SELLING AS MANY COPIES AS POSSIBLE
Makes sense, right? The more copies you sell, the more money you make. Well, anyone who's taken a HS economics course can tell you that's not exactly true. By that logic, you should sell your books for a penny apiece (or free!), but you'd have to sell 500 copies just to buy a Happy Meal. If you managed to sell 10,000 copies a month, it might cover your electric bill. It is easier to sell more copies at lower prices, but there is a point below which it's not worth doing.
Zoe mentions this in the article:
When I sold 6,500 ebooks in June 2010, that was around $2,300. Well, most people can’t live on that, especially after you take out Uncle Sam’s cut.
I’m not saying that everybody or even most indies will be able to make a living anyway, but if it’s your goal, 99 cents might not be the way to go. You only have to sell 677 ebooks in a month to make that same $2,300 if you are selling at $4.95. . . . the math just doesn’t favor 99 cent ebooks for anyone hoping to make a living.
REACHING AS MANY READERS AS POSSIBLE
But what if your goal isn't money? What if you want to reach readers? What if you want to build that ever-elusive platform, so you can sell more books later?

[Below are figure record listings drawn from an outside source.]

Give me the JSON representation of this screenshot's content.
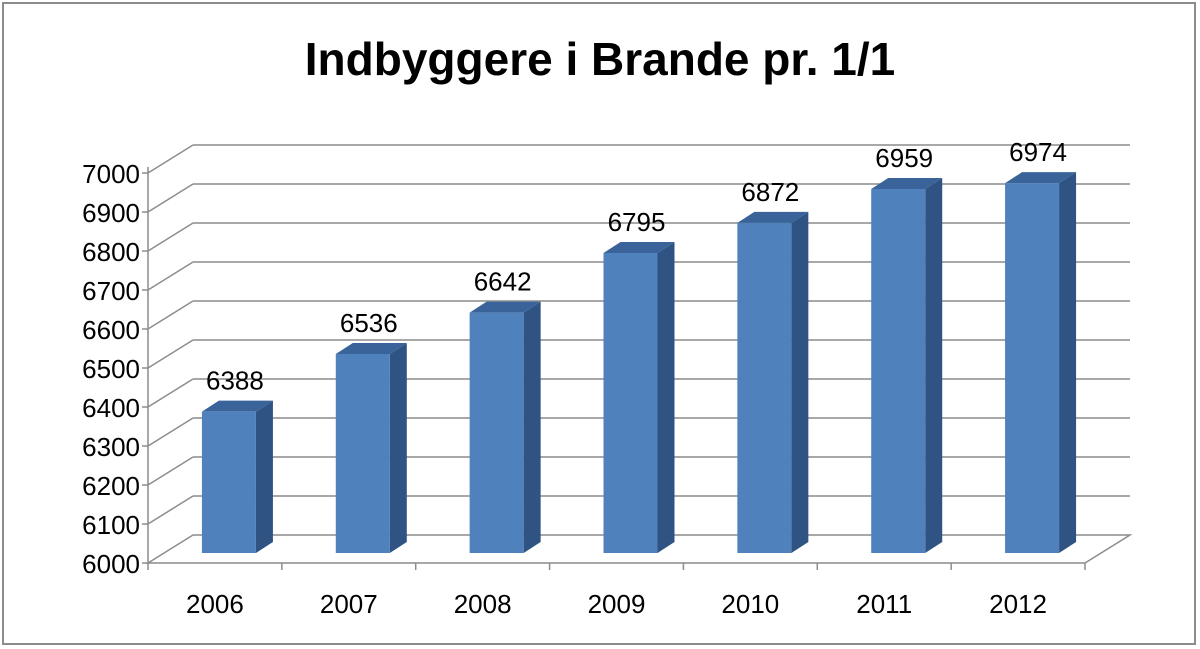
{
  "chart_data": {
    "type": "bar",
    "title": "Indbyggere i Brande pr. 1/1",
    "categories": [
      "2006",
      "2007",
      "2008",
      "2009",
      "2010",
      "2011",
      "2012"
    ],
    "values": [
      6388,
      6536,
      6642,
      6795,
      6872,
      6959,
      6974
    ],
    "ylim": [
      6000,
      7000
    ],
    "yticks": [
      6000,
      6100,
      6200,
      6300,
      6400,
      6500,
      6600,
      6700,
      6800,
      6900,
      7000
    ],
    "grid": true,
    "style": "3d-column",
    "colors": {
      "bar_front": "#4f81bd",
      "bar_side": "#2f5383",
      "bar_top": "#3a6499",
      "grid": "#8c8c8c"
    }
  }
}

It reminds me a lot of a debate about a year ago when John Scalzi blasted a magazine for paying fiction writers 1/5 of a cent per word. A lot of people felt like he was shutting down "the little guy's markets." As though aspiring writers needed low-or-no-pay markets to break in, work our way up, and build us a platform.
Scalzi's response (paraphrased): If your work is good, then it's worth good money. If your work isn't good, then giving it away for cheap isn't going to make it better, nor will anybody notice.
In the original article, Zoe noted that the 99-cent buyers were largely people looking for bargains, or who hoarded books intending to read them "later." These buyers placed as much value on the books as they had paid for them. Because they paid little, they also paid little attention. These are not readers who will remember you, who will watch for your latest novel in the Kindle store, who will tell their friends they have to pick up your book.
But what if they do? What if your book is so good it rivals Dan Brown and J.A. Konrath, regardless of the price? If that's the case, why the heck are you selling it for 99 cents?! Seriously, if your work is that good, isn't it worth more than that?
WHAT MATTERS TO YOU?
I'm assuming, of course, that what matters to you is earning a living. If you write for the love of writing, then sell for whatever the heck you want.* Otherwise, you have to ask yourself what your work is worth to you. There may be a point at which 99 cents makes economic sense, but I'm not sure.
It takes me a year or more to finish a novel. If people don't want them (and so far, they haven't), I'd rather figure out why and get better, not spend my time promoting a mediocre work for a couple hundred bucks. My opinion: if $4.95 a book isn't selling very much, write better, not cheaper. Don't settle. Your time is worth more than you think.
* Though if you write just for the love of it, why are you selling at all?